The former is best for dynamic random memories (OMI has a lower latency than HBM memories and DDR, let alone GDDR) and the logic can be built into the logic layers of active interposers; the latter is potentially the best solution for storage-class devices. They're both in enterprise and cluster computing environments, but nothing on the consumer electronics side of things so far. I do think memories like GDDR are coming towards an EOL, and the necessity of nUMA designs for PC due to the limitations of PCIe as an interconnect in terms of cache coherency (also meaning devices over the bus can't use the same TLBs or virtual addressing tables; a lot of that has to be duplicated) hold back potential performance (things like AMD's SAM levering BAR features of PCIe are a good help, though).
I'd like to think a centralized, upgradable memory pool that can serve both CPU and GPU is the future, but you'd have to move on to HBM memories for that. And from there, design a socketed interposer of some kind, sort of like how CPU sockets function, but for memory modules. I don't know enough on that from an engineering POV though, clearly. As you can see most of this was focused on memory because, well, things like AI accelerated dedicated hardware units can be implemented any number of ways into the future, and probably integrated into the CPUs and GPUs, but arithmetic performance is "free", relatively speaking, compared to the sheer magnitudes of more energy required to access data in memory over the bus.
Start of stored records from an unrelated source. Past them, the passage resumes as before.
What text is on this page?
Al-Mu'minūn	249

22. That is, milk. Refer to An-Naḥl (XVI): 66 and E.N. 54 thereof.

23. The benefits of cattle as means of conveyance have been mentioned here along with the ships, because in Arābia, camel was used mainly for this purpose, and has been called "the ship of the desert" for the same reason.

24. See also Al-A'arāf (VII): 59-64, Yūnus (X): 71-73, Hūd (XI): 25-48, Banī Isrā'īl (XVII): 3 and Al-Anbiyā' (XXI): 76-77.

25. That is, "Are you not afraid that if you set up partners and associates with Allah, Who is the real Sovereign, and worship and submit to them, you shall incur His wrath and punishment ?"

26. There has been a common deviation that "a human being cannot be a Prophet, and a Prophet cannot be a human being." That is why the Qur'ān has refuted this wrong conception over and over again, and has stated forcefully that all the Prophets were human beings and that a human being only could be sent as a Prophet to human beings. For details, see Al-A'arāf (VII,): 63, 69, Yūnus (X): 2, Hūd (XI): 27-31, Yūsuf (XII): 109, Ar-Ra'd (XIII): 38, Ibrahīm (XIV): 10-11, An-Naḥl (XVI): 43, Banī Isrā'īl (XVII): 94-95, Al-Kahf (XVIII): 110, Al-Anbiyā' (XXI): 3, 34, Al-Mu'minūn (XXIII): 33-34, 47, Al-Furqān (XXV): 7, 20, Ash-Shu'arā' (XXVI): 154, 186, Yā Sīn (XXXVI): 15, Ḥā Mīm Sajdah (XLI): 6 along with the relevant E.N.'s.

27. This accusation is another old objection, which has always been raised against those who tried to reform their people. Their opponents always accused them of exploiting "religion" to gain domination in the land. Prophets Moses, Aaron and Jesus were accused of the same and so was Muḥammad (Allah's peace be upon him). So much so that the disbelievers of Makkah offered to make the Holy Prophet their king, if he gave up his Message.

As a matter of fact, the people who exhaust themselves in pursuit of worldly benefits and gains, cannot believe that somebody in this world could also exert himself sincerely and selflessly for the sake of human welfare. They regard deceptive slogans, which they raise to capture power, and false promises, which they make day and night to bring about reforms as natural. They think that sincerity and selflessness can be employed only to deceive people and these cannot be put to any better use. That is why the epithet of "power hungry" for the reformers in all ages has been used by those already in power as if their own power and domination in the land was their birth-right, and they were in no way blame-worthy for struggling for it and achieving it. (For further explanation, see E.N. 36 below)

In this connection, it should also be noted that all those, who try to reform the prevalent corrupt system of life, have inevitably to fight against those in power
Personally I'm a lot more interested in future Processing-In-Memory or Processing-Near-Memory accelerated logic built into memory controllers as close to the memory itself, and what that can bring for performance gains. Since node shrinks might not come as quickly as planned (and probably won't realistically get under 2nm) and perf gains per shrink are getting smaller, perf gains will mainly have to come from how future designs handle data locality and memory accessing schemes, how they store and organize data and how that data is distributed among the system, etc. And that's combined with a larger shift into chiplet-based designs, new features of interconnect technologies enabling new things, etc.